Roodborst – Erithacus rubecula
De roodborst kom je het hele jaar in de tuin tegen. Het is er altijd maar één, je ziet ze zelden of nooit in gezelschap.
Links: Britse roodborst – midden: jong – rechts: Roodborst in Europa
In het Verkade-plaatjesalbum Lente staat onderstaande afbeelding van Jan van Oort, met tekst van Jac.P. Thijsse:
De mogelijkheid van onverwacht een vogelnest aan te treffen, maakt het zoeken naar voorjaarsbloemen in het bosch tot een dubbel interessante bezigheid. Ge ziet aan den boschzoom een donkergroene plek met glimmende blaadjes van de maagdepalm. Die prachtige blauwe bloemen hebben zich geopend in de voorjaarszon en worden vlijtig bezocht door mooie roodbruine glimmende metselbijtjes, die ergens hun nest in dorre braamstengels hebben. We gaan er even bij zitten, om af te wachten, of er ook soms pralemoervlindertjes op de bloemen komen en we zitten nog geen vijf minuten, of een roodborst komt bij ons op een tak en zingt het hoogste lied.

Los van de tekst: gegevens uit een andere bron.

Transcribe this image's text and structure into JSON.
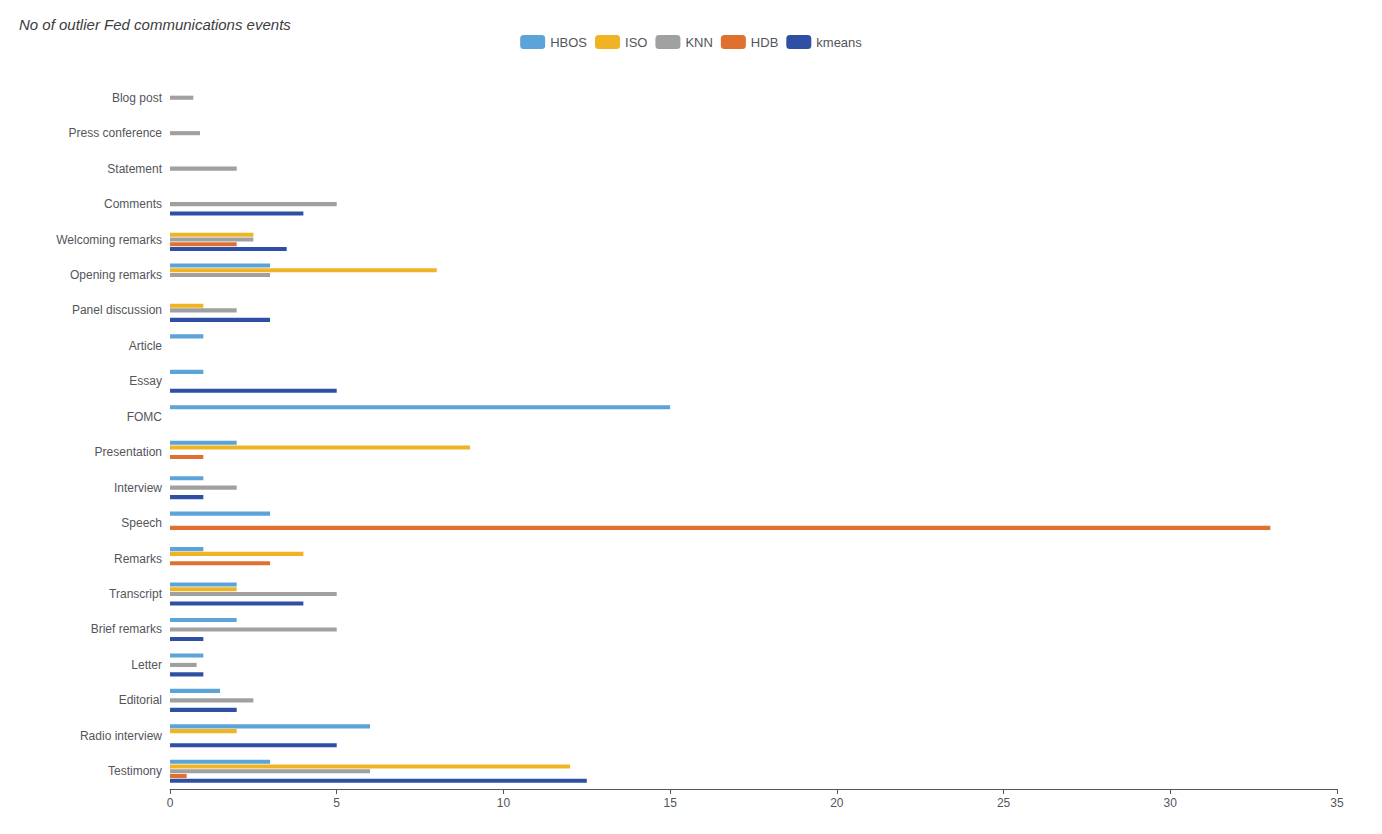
{
  "chart_data": {
    "type": "bar",
    "orientation": "horizontal",
    "title": "No of outlier Fed communications events",
    "categories": [
      "Blog post",
      "Press conference",
      "Statement",
      "Comments",
      "Welcoming remarks",
      "Opening remarks",
      "Panel discussion",
      "Article",
      "Essay",
      "FOMC",
      "Presentation",
      "Interview",
      "Speech",
      "Remarks",
      "Transcript",
      "Brief remarks",
      "Letter",
      "Editorial",
      "Radio interview",
      "Testimony"
    ],
    "series": [
      {
        "name": "HBOS",
        "color": "#5ba3d9",
        "values": [
          0,
          0,
          0,
          0,
          0,
          3.0,
          0,
          1.0,
          1.0,
          15.0,
          2.0,
          1.0,
          3.0,
          1.0,
          2.0,
          2.0,
          1.0,
          1.5,
          6.0,
          3.0
        ]
      },
      {
        "name": "ISO",
        "color": "#f0b323",
        "values": [
          0,
          0,
          0,
          0,
          2.5,
          8.0,
          1.0,
          0,
          0,
          0,
          9.0,
          0,
          0,
          4.0,
          2.0,
          0,
          0,
          0,
          2.0,
          12.0
        ]
      },
      {
        "name": "KNN",
        "color": "#a0a0a0",
        "values": [
          0.7,
          0.9,
          2.0,
          5.0,
          2.5,
          3.0,
          2.0,
          0,
          0,
          0,
          0,
          2.0,
          0,
          0,
          5.0,
          5.0,
          0.8,
          2.5,
          0,
          6.0
        ]
      },
      {
        "name": "HDB",
        "color": "#e07030",
        "values": [
          0,
          0,
          0,
          0,
          2.0,
          0,
          0,
          0,
          0,
          0,
          1.0,
          0,
          33.0,
          3.0,
          0,
          0,
          0,
          0,
          0,
          0.5
        ]
      },
      {
        "name": "kmeans",
        "color": "#2e4fa3",
        "values": [
          0,
          0,
          0,
          4.0,
          3.5,
          0,
          3.0,
          0,
          5.0,
          0,
          0,
          1.0,
          0,
          0,
          4.0,
          1.0,
          1.0,
          2.0,
          5.0,
          12.5
        ]
      }
    ],
    "xlim": [
      0,
      35
    ],
    "xticks": [
      0,
      5,
      10,
      15,
      20,
      25,
      30,
      35
    ],
    "grid": false,
    "legend": "top"
  }
}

Het verraadt zijn geheim, want we letten nu goed op en vinden al gauw onder de ranken van de maagdepalm het roodborstjesnest met gespikkelde eitjes. Even kijken en dan maar gauw verder, anders wordt het nest misschien verlaten en voor de maagdepalm, die we in den steek laten, vinden we in het tooverbosch nog andere bloemen in eindeloozen overvloed als schadeloosstelling.
Ook in het plaatjesalbum Hoe heet die vogel? komt de roodborst voor. De afbeelding is van Sjoerd Kuperus, de tekst is van Jan.P. Strijbos:
Eet hoofdzakelijk insecten, in den herfst ook wel bessen (Kardinaalshoede, Bitterzoet en Liguster). Ze nestelen in en op de grond, in houtmijten, tusschen klimop, in walkanten, in vermolmde boomstronken, in muurspleten, tusschen wortels, in oude emmers, gieters en bussen, etc.
Hij is gemakkelijk te herkennen aan olijfbruine bovendeelen en oranjerode keel, borst en voorhoofd. Zeer vertrouwelijk, vertoont zich graag in de nabijheid van menschelijke woningen.
De houding is vief en kwiek, de zang, die het geheele jaar door gehoord wordt, bestaat uit zeer hooge tonen en een enigszins klagenden triller, afgewisseld met snelle passages.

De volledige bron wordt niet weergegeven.